Finland’s Ministry of Social Affairs and Health is preparing to roll out a basic income trial from 2017. Its blueprint for the pilot involves selecting 2,000 unemployed persons for compulsory participation in the project. They’d receive a basic monthly tax-free income of 560 euros.

Avoin kukkaro ja kolikoita.
The current proposal from the Ministry of Social Affairs and Health sets the basic income at 560 euros per month. Image: Jyrki Lyytikkä / Yle

The Ministry of Social Affairs and Health is rushing to finalise the details of a basic income trial that it hopes to introduce from the beginning of next year. A proposal for implementing the programme is currently being circulated for comments.
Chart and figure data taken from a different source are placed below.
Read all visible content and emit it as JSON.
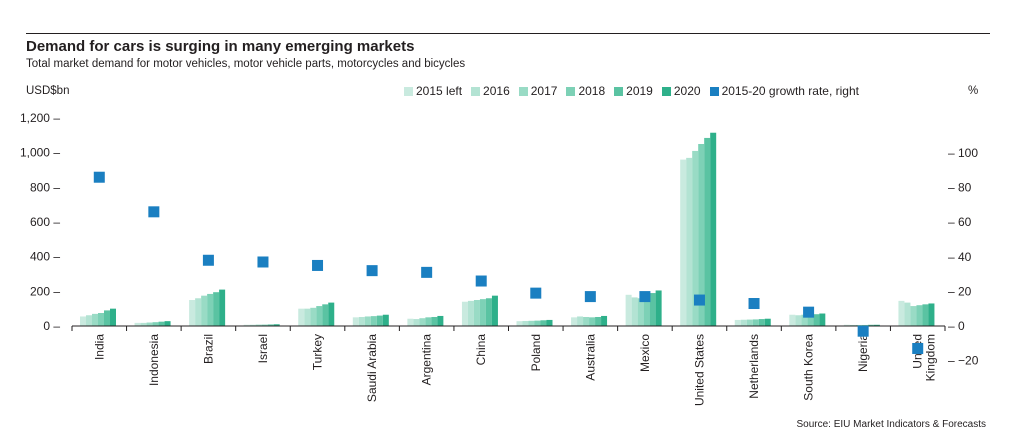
{
  "chart_data": {
    "type": "bar",
    "title": "Demand for cars is surging in many emerging markets",
    "subtitle": "Total market demand for motor vehicles, motor vehicle parts, motorcycles and bicycles",
    "ylabel_left": "USD$bn",
    "ylabel_right": "%",
    "source": "Source: EIU Market Indicators & Forecasts",
    "legend_position": "top-right",
    "ylim_left": [
      0,
      1200
    ],
    "ylim_right": [
      -20,
      120
    ],
    "yticks_left": [
      "1,200",
      "1,000",
      "800",
      "600",
      "400",
      "200",
      "0"
    ],
    "yticks_right": [
      "100",
      "80",
      "60",
      "40",
      "20",
      "0",
      "-20"
    ],
    "categories": [
      "India",
      "Indonesia",
      "Brazil",
      "Israel",
      "Turkey",
      "Saudi Arabia",
      "Argentina",
      "China",
      "Poland",
      "Australia",
      "Mexico",
      "United States",
      "Netherlands",
      "South Korea",
      "Nigeria",
      "United Kingdom"
    ],
    "series": [
      {
        "name": "2015 left",
        "color": "#c9eadf",
        "axis": "left",
        "values": [
          55,
          18,
          150,
          7,
          100,
          50,
          42,
          140,
          28,
          50,
          180,
          960,
          35,
          65,
          7,
          145
        ]
      },
      {
        "name": "2016",
        "color": "#b3e3d3",
        "axis": "left",
        "values": [
          62,
          18,
          160,
          7,
          100,
          52,
          40,
          145,
          29,
          55,
          165,
          970,
          36,
          62,
          6,
          135
        ]
      },
      {
        "name": "2017",
        "color": "#99dbc5",
        "axis": "left",
        "values": [
          70,
          20,
          175,
          8,
          105,
          55,
          45,
          150,
          30,
          52,
          160,
          1010,
          37,
          65,
          6,
          115
        ]
      },
      {
        "name": "2018",
        "color": "#7dd1b6",
        "axis": "left",
        "values": [
          75,
          22,
          185,
          8,
          115,
          57,
          50,
          155,
          31,
          50,
          175,
          1050,
          38,
          70,
          6,
          120
        ]
      },
      {
        "name": "2019",
        "color": "#5ac3a2",
        "axis": "left",
        "values": [
          90,
          25,
          195,
          9,
          125,
          60,
          52,
          160,
          33,
          52,
          190,
          1085,
          40,
          68,
          7,
          125
        ]
      },
      {
        "name": "2020",
        "color": "#2eb08a",
        "axis": "left",
        "values": [
          100,
          28,
          210,
          10,
          135,
          65,
          58,
          175,
          35,
          58,
          205,
          1115,
          42,
          72,
          7,
          130
        ]
      },
      {
        "name": "2015-20 growth rate, right",
        "color": "#1a7fc1",
        "axis": "right",
        "type": "scatter",
        "values": [
          86,
          66,
          38,
          37,
          35,
          32,
          31,
          26,
          19,
          17,
          17,
          15,
          13,
          8,
          -3,
          -13
        ]
      }
    ]
  }
}
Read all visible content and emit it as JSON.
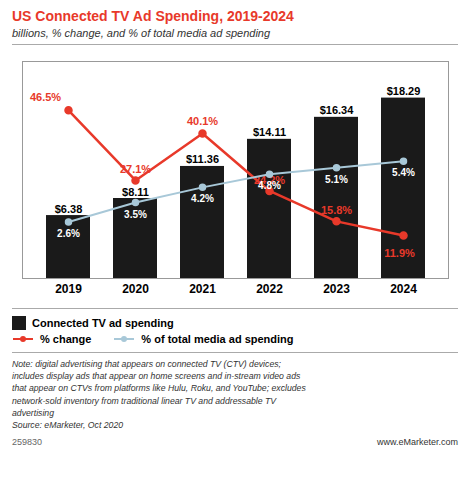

Currently, the proposal advocates selecting 2,000 individuals who are receiving unemployment benefits, basic unemployment allowance or labour market support. The random selection would be in the 25 – 58 age group and their participation in the trial would be mandatory to ensure that the results are not distorted.

Because of the compulsory nature of the pilot and the fact that the basic income would replace any other basic benefit, the amount would have to be equivalent to either labour market support or basic unemployment allowance.

The ministry has therefore proposed a basic monthly income of 560 euros, which would be tax-free. The Finnish Social Insurance Institute Kela would be responsible for paying out the sums.

Ministry: Full basic income not politically or financially feasible

The Ministry said that it considers a partial basic income the best alternative. A full basic income that would replace existing earnings-related benefits would not be politically or economically feasible, the ministry added.

The current proposal is being circulated for comments until September 9. It has been distributed to business and labour organisations, NGOs representing the unemployed, student associations and ministries.

The basic income pilot is one of the Sipilä administration’s spearhead projects and is scheduled for implementation in 2017 – 2018. Participants selected for the trial will be compared with a control group who will not receive the basic income.

The goal of the two-year trial is to encourage more unemployed individuals to take up available job offers. Follow-up studies will determine whether or not the programme succeeds in activating more people to accept work.